Il libro parla di quell’attimo, ancora misterioso nonostante i divini mezzi della scienza, quando si trapassa da una dimensione a un’altra.

Considerata un tabù, un argomento da non trattare se non facendo appositi scongiuri e su cui non si può neanche scherzare, la morte nel libro Ti tocca anche se ti tocchi è “raccontata”, dicono in casa editrice, “con ironia, genialità e leggerezza”. A raccontarla è un autore per ora mortale – destinato però col libro all’immortalità – che in prima persona ha vissuto l’inconsolabile umano dolore per la perdita di persone care e di cui ha pure scritto.

In tanti capitoli, che sembrano a volte monologhi teatrali, Ti tocca anche se ti tocca parla delle ritualità, delle azioni, delle cose che si debbono fare per forza perché si è costretti da abitudini dure a morire; parla dei malacarne che quando spariscono diventano negli accorati elogi funebri le persone migliori al mondo; parla della messaggistica che si rinnova nell’uso di nuovi mezzi tecnologici ma che è sempre uguale a se stessa e che si può copiare tranquillamente senza il rischio di una denuncia per violazione del copywrite.

Ti tocca anche se ti tocchi, riflettendo in vita sulla fine di questa vita, esorcizzandola, fa notare che alcune culture – come quella nostra – ritengono la morte l’evento più triste dell’umanità esistenza, altre addirittura la considerano un momento da festeggiare con tanto di banchetto perché si ha la certezza (chi la dà?) che il defunto si è bello e sistemato in un mondo migliore.

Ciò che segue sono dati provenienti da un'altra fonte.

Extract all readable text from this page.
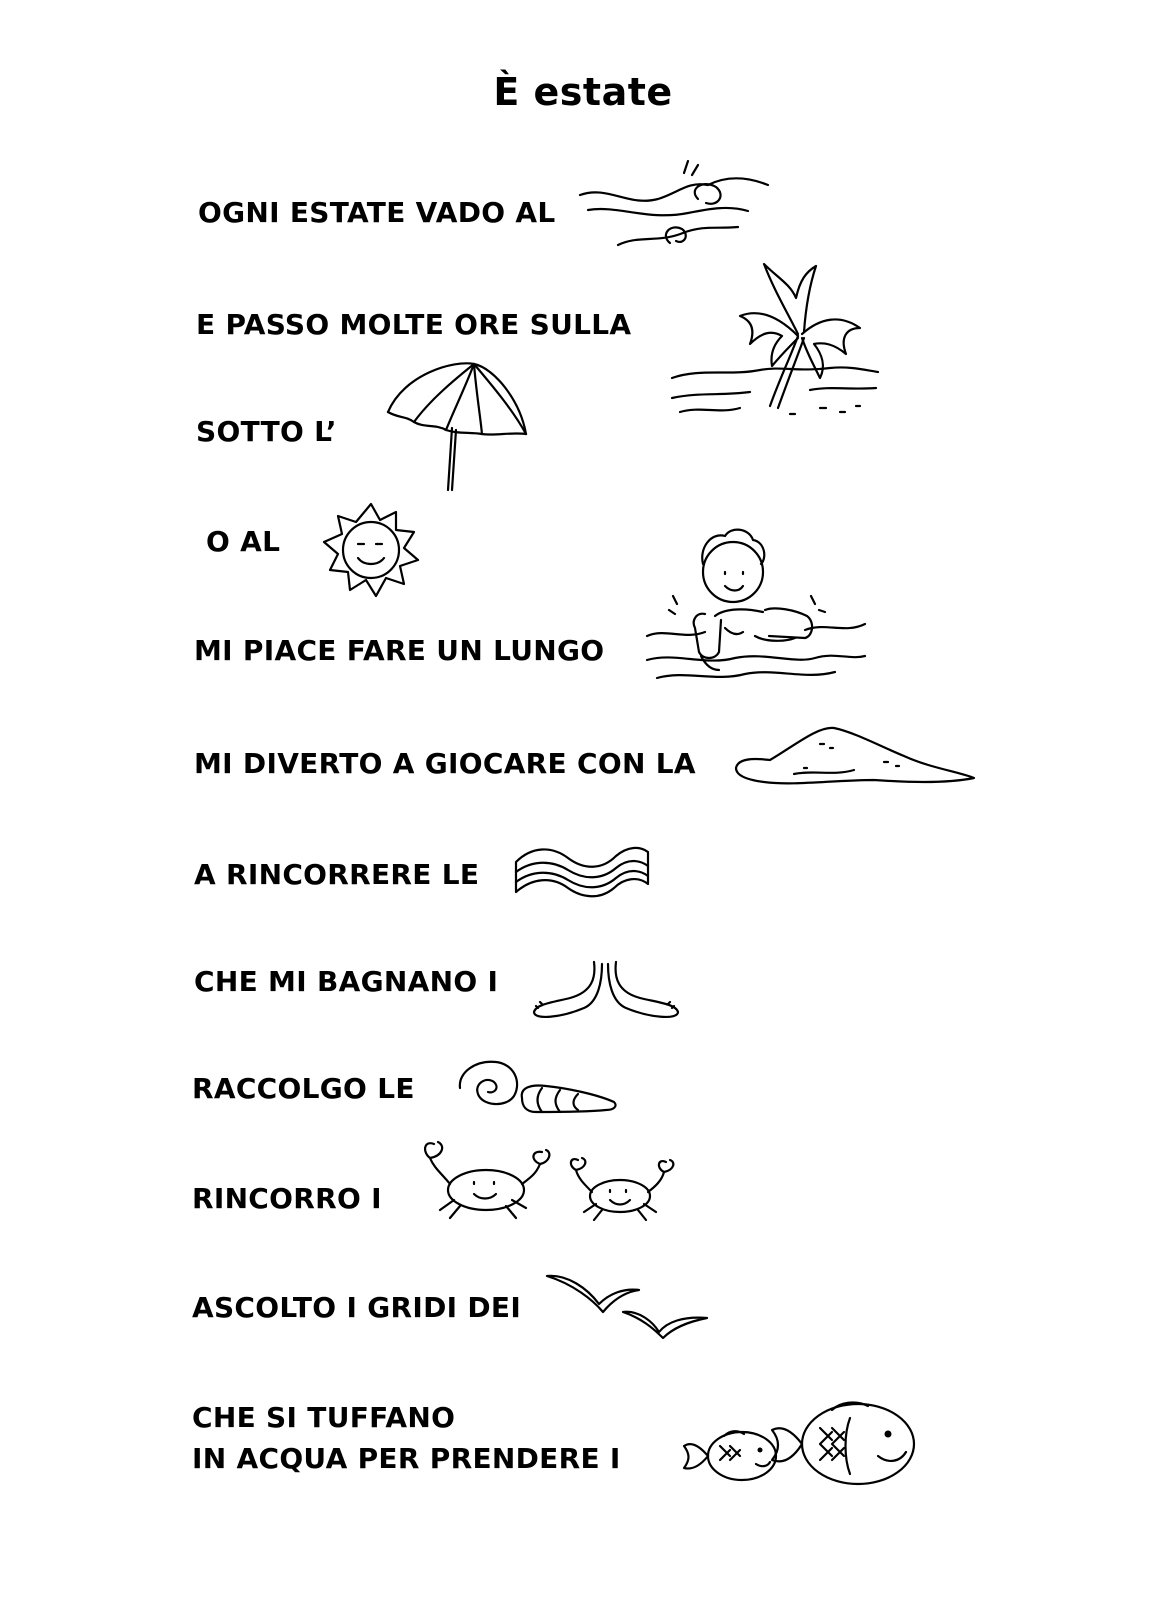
È estate
OGNI ESTATE VADO AL
E PASSO MOLTE ORE SULLA
SOTTO L’
O AL
MI PIACE FARE UN LUNGO
MI DIVERTO A GIOCARE CON LA
A RINCORRERE LE
CHE MI BAGNANO I
RACCOLGO LE
RINCORRO I
ASCOLTO I GRIDI DEI
CHE SI TUFFANO
IN ACQUA PER PRENDERE I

Il libro tratta anche i luoghi comuni: “Vanno via solo i migliori” come se ad abitare la Terra rimanessero solo i cretini.

L’opera mette il dito su vari aspetti, contraddittori, commerciali, vitali, perché la morte, alla fine, assicura la vita a un numero indefinito di persone. Dietro c’è un’industria che fattura cifre pazzesche e dà lavoro a famiglie che senza il lavoro legato alla morte morirebbero dalla fame (a Bologna ogni due anni si tiene una grande fiera: Tanexpò). L’allungamento della vita e l’immortalità prima o poi manderanno in crisi, uccidendolo, anche questo fiorente settore. C’è dunque chi prega ogni santo giorno affinché questo evento non avvenga mai. Noi invece preghiamo per l’immortalità, perché riteniamo inaccettabile un simile evento, a cui per umano istinto decidiamo di non pensare e quando ci capita di pensarci, soprattutto al sud, ci lanciamo in generosi scongiuri, nascosti o plateali, toccandoci.